Please feel free to say “hello,” especially all of you religious studies tweeps. It is always nice to meet folks in real time.
A21-102 Birth of A Nation A Century Later (Saturday, 9:00-11:00 am)
From “Birth of the Klan’s Nation”: The cross burned on top of Stone Mountain marked the beginning of a new Klan fighting to save a white Protestant nation….The robes and the fiery cross, the most recognizable artifacts of the Klan, materialized the order’s commitment to Protestantism and 100% Americanism. The Klan’s material culture tells the story of both their popularity and decline 100 years later. Their shared vision of white Protestant nation defended by Knights in robes no longer appeals as it once did, but it lingers still.
A21-201 How the University Works: A Roundtable on Labor in Religious Studies (Saturday, 1:00-3:30 pm)

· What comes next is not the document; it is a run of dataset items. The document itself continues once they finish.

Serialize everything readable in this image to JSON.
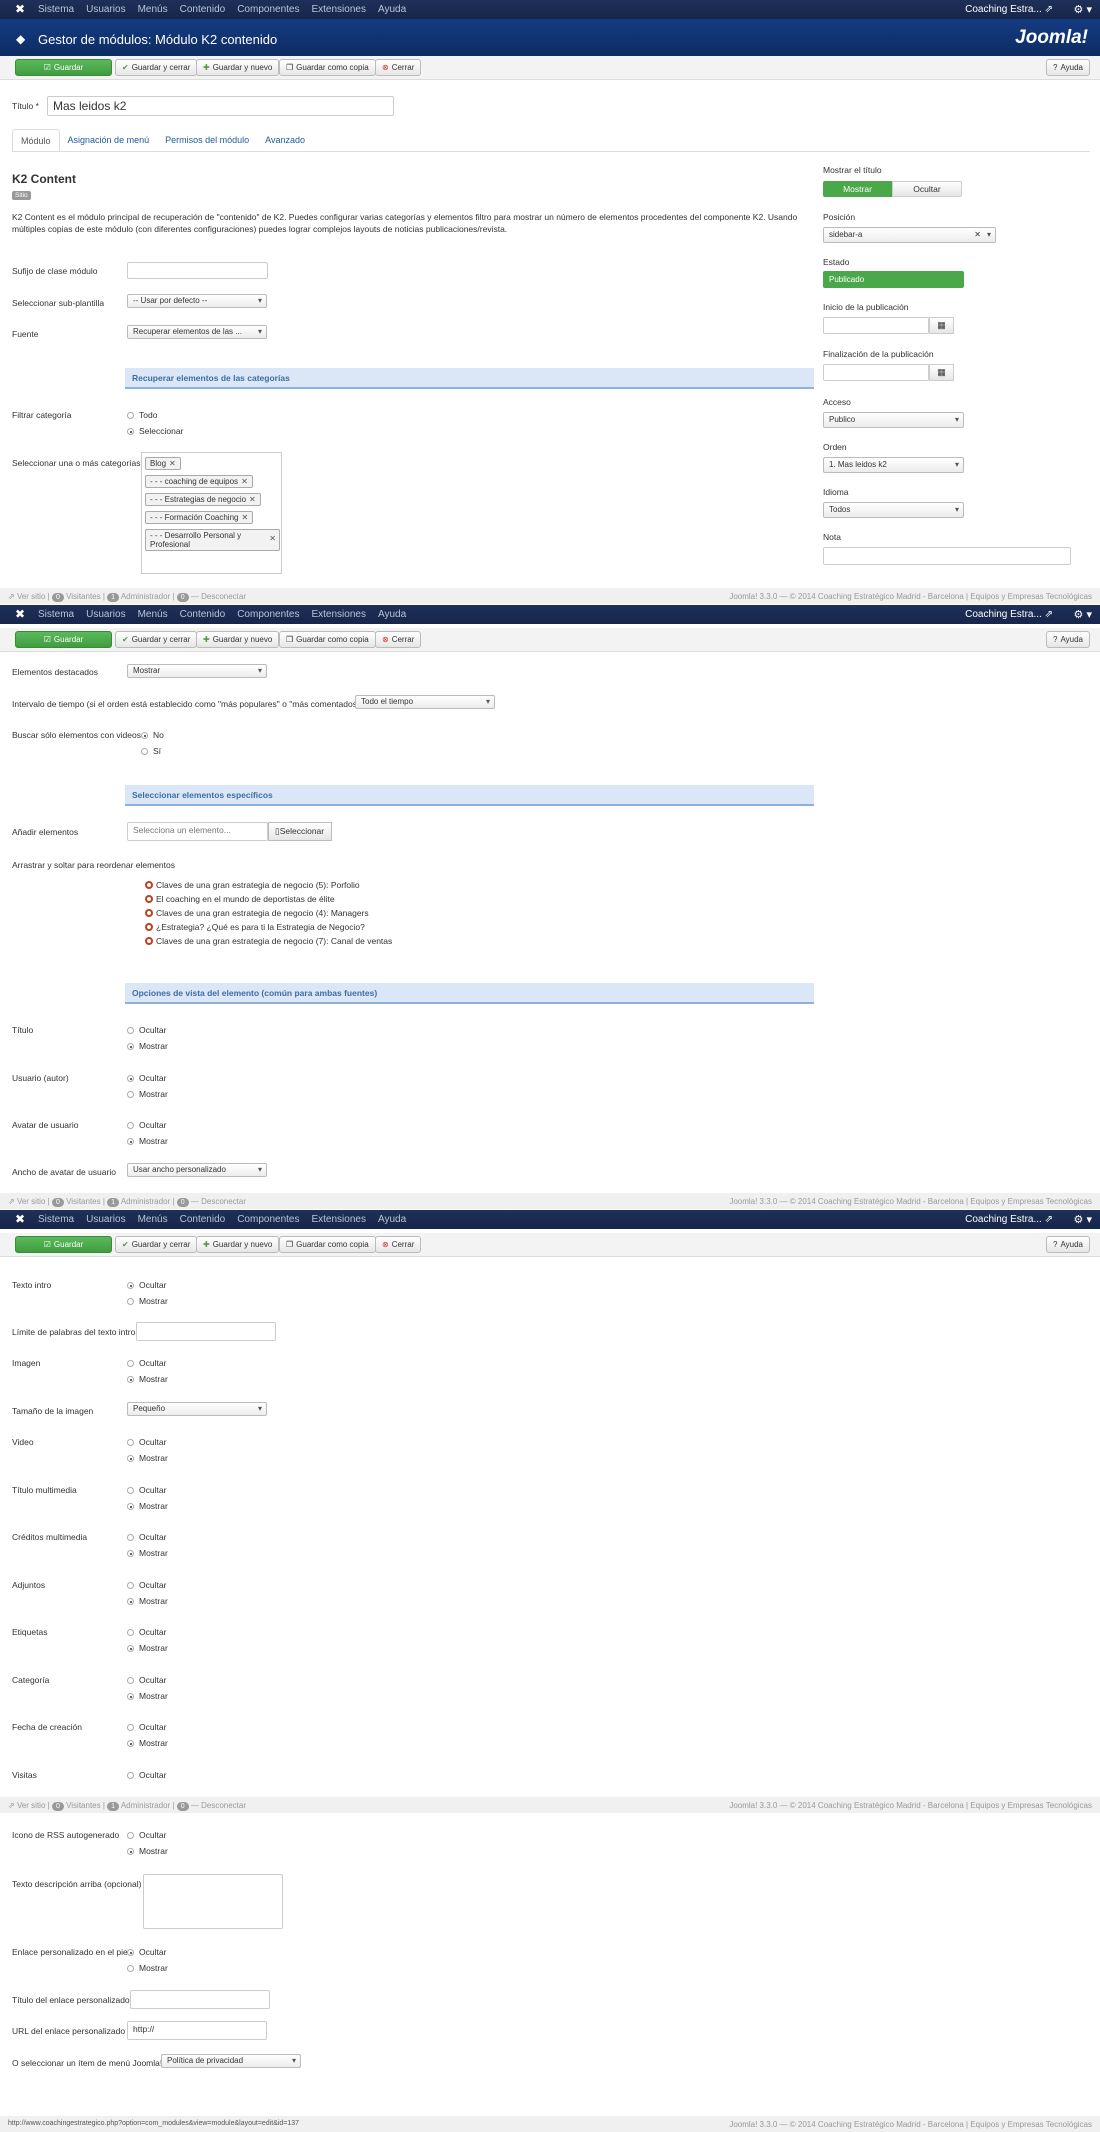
{
  "nav": {
    "menu": [
      "Sistema",
      "Usuarios",
      "Menús",
      "Contenido",
      "Componentes",
      "Extensiones",
      "Ayuda"
    ],
    "site_name": "Coaching Estra...",
    "external_icon": "external-link-icon",
    "settings_icon": "gear-icon"
  },
  "header": {
    "title": "Gestor de módulos: Módulo K2 contenido",
    "logo": "Joomla!"
  },
  "toolbar": {
    "save": "Guardar",
    "save_close": "Guardar y cerrar",
    "save_new": "Guardar y nuevo",
    "save_copy": "Guardar como copia",
    "close": "Cerrar",
    "help": "Ayuda"
  },
  "form": {
    "title_label": "Título *",
    "title_value": "Mas leidos k2"
  },
  "tabs": [
    "Módulo",
    "Asignación de menú",
    "Permisos del módulo",
    "Avanzado"
  ],
  "module": {
    "heading": "K2 Content",
    "badge": "Sitio",
    "description": "K2 Content es el módulo principal de recuperación de \"contenido\" de K2. Puedes configurar varias categorías y elementos filtro para mostrar un número de elementos procedentes del componente K2. Usando múltiples copias de este módulo (con diferentes configuraciones) puedes lograr complejos layouts de noticias publicaciones/revista.",
    "suffix_label": "Sufijo de clase módulo",
    "subtemplate_label": "Seleccionar sub-plantilla",
    "subtemplate_value": "-- Usar por defecto --",
    "source_label": "Fuente",
    "source_value": "Recuperar elementos de las ...",
    "section_categories": "Recuperar elementos de las categorías",
    "filter_label": "Filtrar categoría",
    "filter_all": "Todo",
    "filter_select": "Seleccionar",
    "select_cats_label": "Seleccionar una o más categorías",
    "categories": [
      "Blog",
      "- - - coaching de equipos",
      "- - - Estrategias de negocio",
      "- - - Formación Coaching",
      "- - - Desarrollo Personal y Profesional"
    ]
  },
  "sidebar": {
    "show_title_label": "Mostrar el título",
    "show": "Mostrar",
    "hide": "Ocultar",
    "position_label": "Posición",
    "position_value": "sidebar-a",
    "status_label": "Estado",
    "status_value": "Publicado",
    "start_label": "Inicio de la publicación",
    "end_label": "Finalización de la publicación",
    "access_label": "Acceso",
    "access_value": "Publico",
    "order_label": "Orden",
    "order_value": "1. Mas leidos k2",
    "language_label": "Idioma",
    "language_value": "Todos",
    "note_label": "Nota"
  },
  "footer": {
    "view_site": "Ver sitio",
    "visitors_count": "0",
    "visitors": "Visitantes",
    "admin_count": "1",
    "admin": "Administrador",
    "logout_count": "0",
    "logout": "Desconectar",
    "right": "Joomla! 3.3.0 — © 2014 Coaching Estratégico Madrid - Barcelona | Equipos y Empresas Tecnológicas"
  },
  "part2": {
    "featured_label": "Elementos destacados",
    "featured_value": "Mostrar",
    "interval_label": "Intervalo de tiempo (si el orden está establecido como \"más populares\" o \"más comentados\")",
    "interval_value": "Todo el tiempo",
    "videos_label": "Buscar sólo elementos con videos",
    "no": "No",
    "yes": "Sí",
    "section_specific": "Seleccionar elementos específicos",
    "add_label": "Añadir elementos",
    "add_placeholder": "Selecciona un elemento...",
    "add_button": "Seleccionar",
    "drag_label": "Arrastrar y soltar para reordenar elementos",
    "items": [
      "Claves de una gran estrategia de negocio (5): Porfolio",
      "El coaching en el mundo de deportistas de élite",
      "Claves de una gran estrategia de negocio (4): Managers",
      "¿Estrategia? ¿Qué es para ti la Estrategia de Negocio?",
      "Claves de una gran estrategia de negocio (7): Canal de ventas"
    ],
    "section_view": "Opciones de vista del elemento (común para ambas fuentes)",
    "title_label": "Título",
    "user_label": "Usuario (autor)",
    "avatar_label": "Avatar de usuario",
    "avatar_width_label": "Ancho de avatar de usuario",
    "avatar_width_value": "Usar ancho personalizado",
    "hide": "Ocultar",
    "show": "Mostrar"
  },
  "part3": {
    "intro_label": "Texto intro",
    "limit_label": "Límite de palabras del texto intro",
    "image_label": "Imagen",
    "image_size_label": "Tamaño de la imagen",
    "image_size_value": "Pequeño",
    "video_label": "Video",
    "media_title_label": "Título multimedia",
    "media_credits_label": "Créditos multimedia",
    "attachments_label": "Adjuntos",
    "tags_label": "Etiquetas",
    "category_label": "Categoría",
    "created_label": "Fecha de creación",
    "visits_label": "Visitas",
    "hide": "Ocultar",
    "show": "Mostrar"
  },
  "part4": {
    "rss_label": "Icono de RSS autogenerado",
    "desc_label": "Texto descripción arriba (opcional)",
    "footer_link_label": "Enlace personalizado en el pie",
    "link_title_label": "Título del enlace personalizado",
    "link_url_label": "URL del enlace personalizado",
    "link_url_value": "http://",
    "menu_item_label": "O seleccionar un ítem de menú Joomla!",
    "menu_item_value": "Política de privacidad",
    "hide": "Ocultar",
    "show": "Mostrar",
    "status_url": "http://www.coachingestrategico.php?option=com_modules&view=module&layout=edit&id=137"
  }
}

From “Academic Waste”: Yet, after I finished the first chapter of How the University Works, I realized how wrong, and arrogant, I was. What I accepted as facts about how higher ed functions prove to only be assumptions. Bousquet demonstrates that the job market is not actually a proper market but an illusion of one, which relies upon the casualization of labor for universities and colleges to run.
A22-105 Academic Freedom in Peril–And What to Do About It (Sunday, 9:00-11:30 am)
From “Silence and Speech”: As I considered my response to this panel on academic freedom at the AAR, those two sentences from Lorde repeated in my head. I worked on other papers. I meet my deadlines. I built Lego castles with my kids, but her words wouldn’t dissipate. They captured my attention in the quiet. Were her words revelation, warning, or a strange mishmash of both? That silence doesn’t afford us any protection became the necessary beginning for my remarks on academic freedom in an age of contingency and precarity. Silence and the freedom to speak. Speech and the attempts to curtail it.